This project seeks to learn about how climate change is impacting people whose lives and work depend on the land and the sea. By spending time with fishers, farmers, and foresters, we hope to better understand how individuals are experiencing climate change in the context of their local landscapes and communities. How are their environments changing? How is their work changing? How are they making sense of these changes in relation to their places?
By talking with fishers, farmers, and foresters, following them as they work, and viewing their photographs of places, the project seeks to situate and emplace global climate change in the everyday experiences of people who work in the three dominant natural-resource groups in Maine: fishing, farming, and forestry.

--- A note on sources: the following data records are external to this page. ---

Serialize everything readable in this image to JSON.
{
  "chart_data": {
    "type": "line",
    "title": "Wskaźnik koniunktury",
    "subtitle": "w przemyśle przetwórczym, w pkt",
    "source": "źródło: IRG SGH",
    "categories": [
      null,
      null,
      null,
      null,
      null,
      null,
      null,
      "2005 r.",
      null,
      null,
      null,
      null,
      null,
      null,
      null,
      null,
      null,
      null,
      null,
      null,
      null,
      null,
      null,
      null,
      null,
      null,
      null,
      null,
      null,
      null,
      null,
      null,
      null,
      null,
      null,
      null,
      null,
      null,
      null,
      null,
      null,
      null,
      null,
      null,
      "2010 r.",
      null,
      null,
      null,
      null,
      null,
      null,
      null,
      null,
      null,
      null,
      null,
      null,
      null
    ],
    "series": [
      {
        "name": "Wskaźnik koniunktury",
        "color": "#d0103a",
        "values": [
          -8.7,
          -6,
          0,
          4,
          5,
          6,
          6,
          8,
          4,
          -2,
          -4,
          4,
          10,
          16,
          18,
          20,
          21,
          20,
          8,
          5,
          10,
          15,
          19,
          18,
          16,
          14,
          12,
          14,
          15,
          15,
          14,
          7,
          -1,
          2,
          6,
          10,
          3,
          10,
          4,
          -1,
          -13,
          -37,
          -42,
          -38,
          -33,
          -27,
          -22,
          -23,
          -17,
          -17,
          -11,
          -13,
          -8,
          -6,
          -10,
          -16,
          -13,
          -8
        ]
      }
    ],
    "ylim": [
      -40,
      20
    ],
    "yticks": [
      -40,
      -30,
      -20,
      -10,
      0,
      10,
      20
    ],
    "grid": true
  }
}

Like the dead alder tree above, on Dave Asmussen’s Bluebell Farm, and the eroding shoreline in Freeport, shown in Sara Randall’s photo below, signs of change are all around us. By delving into the local knowledge and expertise of Maine’s farmers, fishers, and foresters, we hope to expand our understanding of the profound ecological, social, and cultural climate-related changes that are afoot.
Photo by Sara Randall
Ultimately, we agree with other scholars and activists who have called for more work on “the local roots of climate meanings,” (Hulme, 2008:8) including the ecological, economic, and cultural, in order to humanize and more deeply engage with the unfolding of climate change in places over time, and ultimately contribute to better understanding of how people and places might most equitably and sustainably co-adapt.
Stay tuned as we take notes on climate change through the eyes of farmers, fishers, and foresters in Maine.
Hulme, Mike. 2008. “Geographical Work at the Boundaries of Climate Change.” Transactions of the Institute of British Geographers 33(1):5–11.